E’ col sorriso sulle labbra che accolgo i pesanti passi della milizia. In un istante, tutte le luci sono puntate sul mio volto, mentre mezza dozzina di uomini armati puntano verso di me.
“Alza le mani, bastardo! Lo sai che non si può entrare qui, specialmente durante il coprifuoco. La nostra pazienza è finita!”
Urla , quello che sembra il capo della combriccola. Mi riconosce, ma io non riconosco lui. E sinceramente, poco importa. Ho ottenuto quello che volevo. Sento altre migliaia di passi e qualche volto che si affaccia, curioso, per capire quello che sta succedendo. Tutti volti che pochi minuti prima stavano rintanati nella mensa.
“ALZA LE MANI HO DETTO!”
Fingo di fare quel che mi viene detto, per poi infilare una mano di scatto nella casacca. Un movimento brusco, e una tempesta di scintille si libera dai fucili, lasciandomi a terra, sanguinante, agonizzante.
Sento urla, grida, i miliziani parlare animatamente tra di loro.
“NON HO DATO ORDINE DI SPARARE, CRETINI!”
“Ma signore, si era mosso di scatto, temevamo…”
Non sento più nulla, ma alla fine poco importa. Per quel che vale, alla fine ho vinto io. Perché la voce girerà. Girerà, dicendo dell’uomo che è morto solamente per aver tirato fuori dalla propria casacca un semplice libro. Girerà, e si ricorderanno improvvisamente di tutto quello che stanno subendo da troppo tempo. Girerà, e sarà la scintilla, la goccia che farà finalmente traboccare il vaso, perché tutti i grandi cambiamenti richiedono dei martiri. Un innocente, un poveraccio, un perduto, e dal vento compianto, fantasma.



ANGELO, GUARDA  IL PASSATO
...un sasso, una foglia, una porta introvata; di una foglia,
un sasso, una porta. E di tutti i volti dimenticati.

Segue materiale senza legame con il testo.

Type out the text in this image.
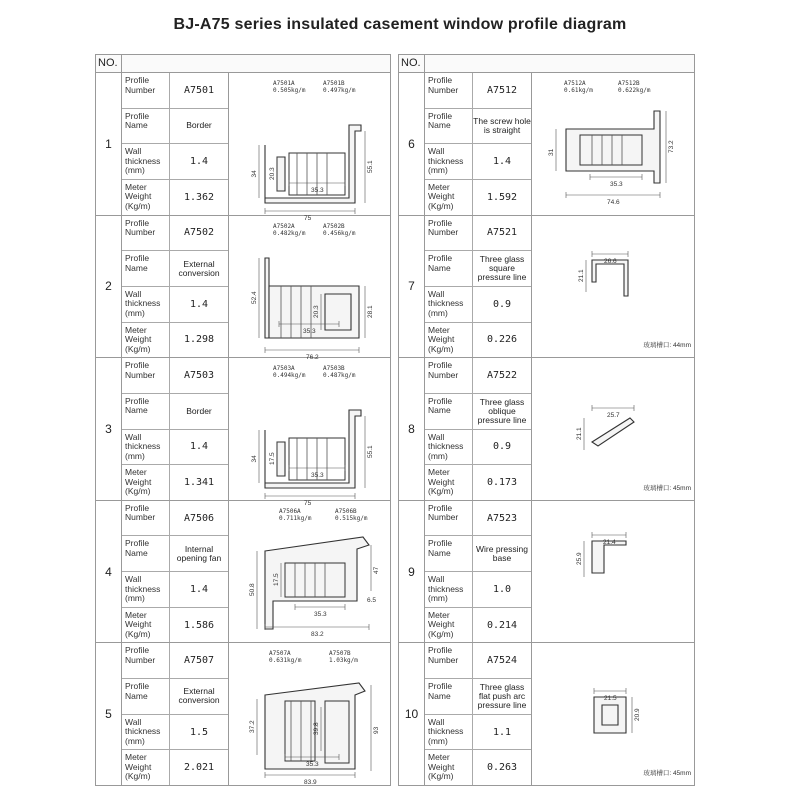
BJ-A75 series insulated casement window profile diagram
NO.
1
Profile Number	A7501
Profile Name	Border
Wall thickness (mm)
1.4
Meter Weight (Kg/m)
1.362
A7501A
0.505kg/m
A7501B
0.497kg/m
34 20.3
55.1
35.3
75
2
Profile Number	A7502
Profile Name	External conversion
Wall thickness (mm)
1.4
Meter Weight (Kg/m)
1.298
A7502A
0.482kg/m
A7502B
0.456kg/m
52.4
20.3	28.1
35.3
76.2
3
Profile Number	A7503
Profile Name	Border
Wall thickness (mm)
1.4
Meter Weight (Kg/m)
1.341
A7503A
0.494kg/m
A7503B
0.487kg/m
34 17.5
55.1
35.3
75
4
Profile Number	A7506
Profile Name	Internal opening fan
Wall thickness (mm)
1.4
Meter Weight (Kg/m)
1.586
A7506A
0.711kg/m
A7506B
0.515kg/m
50.8
17.5
47
6.5
35.3
83.2
5
Profile Number	A7507
Profile Name	External conversion
Wall thickness (mm)
1.5
Meter Weight (Kg/m)
2.021
A7507A
0.631kg/m
A7507B
1.03kg/m
37.2	39.8	93
35.3
83.9
NO.
6
Profile Number	A7512
Profile Name	The screw hole is straight
Wall thickness (mm)
1.4
Meter Weight (Kg/m)
1.592
A7512A
0.61kg/m
A7512B
0.622kg/m
31	73.2
35.3
74.6
7
Profile Number	A7521
Profile Name
Three glass square pressure line
Wall thickness (mm)
0.9
Meter Weight (Kg/m)
0.226
26.6
21.1
玻璃槽口: 44mm
8
Profile Number	A7522
Profile Name
Three glass oblique pressure line
Wall thickness (mm)
0.9
Meter Weight (Kg/m)
0.173
25.7
21.1
玻璃槽口: 45mm
9
Profile Number	A7523
Profile Name	Wire pressing base
Wall thickness (mm)
1.0
Meter Weight (Kg/m)
0.214
21.4
25.9
10
Profile Number	A7524
Profile Name
Three glass flat push arc pressure line
Wall thickness (mm)
1.1
Meter Weight (Kg/m)
0.263
21.5
20.9
玻璃槽口: 45mm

Nudi e soli siamo venuti all'esilio. Nel buio del suo ventre,
non conoscevamo il volto di nostra madre; dalla prigione
della sua carne siamo venuti nell'indescrivibile
e incomunicabile prigione di questa terra.
Chi di noi ha conosciuto suo fratello? Chi di noi ha guardato
nel cuore di suo padre? Chi di noi non è rimasto per sempre
tarpato dalla prigione? Chi di noi non è per sempre
uno sconosciuto e un solitario?

O perduto, e del vento compianto, fantasma, torna.